Flamboyant Labor senator Sam Dastyari can't be accused of avoiding one of the more contentious public policy debates at a time when the media landscape could be likened to a World War I battlefield.
After engaging in a week of trench warfare with mixed results, bloodied Fairfax journalists have returned to work to find the terrain littered with spent ammunition and the odd booby trap.
As the guns fell silent for the moment, Dastyari, at the head of a posse of fellow senators, including independents Nick Xenophon and Jacqui Lambie, and Scott Ludlam of the Greens, initiated a select committee on the worthy subject of the "Future of Public Interest Journalism".
Terms of reference include the following: the committee will inquire into and report on "fake news, propaganda, and public disinformation, including sources and motivation of fake news in Australia, overseas, and the international response".
What is fake news, for a start?
We might dismiss Dastyari's hearings as something of a "noisy reconnaissance", even a diversionary tactic given the sensitivities of media reform for both sides of politics.
Hearings will coincide not only with an extraordinary level of media disquiet in this country over further job cuts (these are not restricted to Fairfax: News Corp has its own convulsions) but with the likely imminent arrival in the House and Senate of legislation that, if passed into law, would remake Australian media.
No one pretends, least of all Communications Minister Mitch Fifield, that proposed changes – including most contentiously getting rid of the "two out of three" rule that prevents an individual or a company owning newspapers, television and radio stations in a single market – will not have far-reaching consequences.
Removal of the "reach" rule that limits broadcasters to 75 per cent of the market will also play into what promises to be a media churn.
As Fifield put it in a speech to the National Press Club a year ago, "Our current media regulations are a pair of cast iron shackles on competition to the detriment of traditional Australian media companies."
In other words, the minister is bent on putting an end to a structure defined by Paul Keating in his memorable turn of phrase as one in which you could be either a Prince of Print or a Queen of Screen, but not both.

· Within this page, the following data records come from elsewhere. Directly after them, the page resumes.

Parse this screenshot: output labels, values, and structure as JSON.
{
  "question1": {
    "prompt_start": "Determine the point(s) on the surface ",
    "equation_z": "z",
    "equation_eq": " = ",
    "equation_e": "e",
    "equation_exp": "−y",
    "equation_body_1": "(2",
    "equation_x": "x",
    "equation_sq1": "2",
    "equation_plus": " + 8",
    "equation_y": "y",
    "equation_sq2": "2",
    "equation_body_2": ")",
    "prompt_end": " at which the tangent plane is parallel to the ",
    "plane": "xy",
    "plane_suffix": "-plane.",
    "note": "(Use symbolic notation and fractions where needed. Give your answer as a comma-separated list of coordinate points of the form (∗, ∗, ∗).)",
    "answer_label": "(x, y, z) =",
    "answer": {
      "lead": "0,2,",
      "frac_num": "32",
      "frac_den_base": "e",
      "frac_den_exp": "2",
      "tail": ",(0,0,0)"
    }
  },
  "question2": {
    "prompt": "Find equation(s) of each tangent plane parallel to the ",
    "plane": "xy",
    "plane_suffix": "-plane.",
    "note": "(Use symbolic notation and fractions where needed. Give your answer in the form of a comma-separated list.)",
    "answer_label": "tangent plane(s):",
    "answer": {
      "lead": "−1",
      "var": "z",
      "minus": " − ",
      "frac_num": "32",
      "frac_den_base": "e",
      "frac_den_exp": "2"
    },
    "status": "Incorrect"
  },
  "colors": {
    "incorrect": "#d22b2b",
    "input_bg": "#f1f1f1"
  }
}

That was a generation ago, before the internet, social media, the voraciousness of Google and Facebook in gobbling up advertising dollars and content for which these behemoths do not pay, put to the sword existing business models.
The question is what is be done about an outmoded media structure without risking further concentration of traditional media in what is one of the world's least diversified markets?
Fifield would say: What is the justification for keeping a rule that pretends there are only three media platforms? Why retain a rule that pretends the internet doesn't exist? Why on earth would some Australian politicians hold our own companies hostage to rules that do not apply to their international competitors?
These are reasonable questions.
Dr Andrea Carson of Melbourne University has no doubt that if the "two out of three rule" goes then a media free-for-all will result, along with further consolidation of traditional media.
She cites the American example as a cautionary one. In 1983, 90 per cent of American media were owned by 50 companies. Now that proportion is owned by just six companies, including Rupert Murdoch's News Corp.
Irrespective of your view of Murdoch being enabled to enlarge his media footprint in Australia to include newspapers and broadcast media in one market, what is needed is a transparent debate about the pros and cons of the sort of reforms being proposed.
Debate should focus on diversity first and foremost since change involved in getting rid of the "two out of three rule" – if carried – will alter the media landscape irrevocably for generations to come.
Needless to say, Labor and the Greens oppose the Fifield legislation in its present form, and specifically removal of the "two out of three rule". The government will need 10 of 12 crossbench senators to get its legislation through. Those numbers rest on a knife edge.
This brings us back to the Dastyari inquiry into public interest journalism. The committee will look particularly at the "role of government in ensuring a viable, independent and diverse service".
Given the latest developments, governments have a poor record in enabling an environment that would foster a vibrant news media.
What Dastyari and his cohort might usefully do is give attention to the sort of tax incentives available in the US to encourage philanthropic and private sector support for public interest journalism.
They might look particularly at requiring the Google and Facebook pirates to pay their fair share of tax, a portion of which could be set aside to provide tax relief for "public interest journalism".
That might be regarded as a reasonable response to a media crisis that will certainly not be solved by heavy-handed government intervention, or inaction for that matter.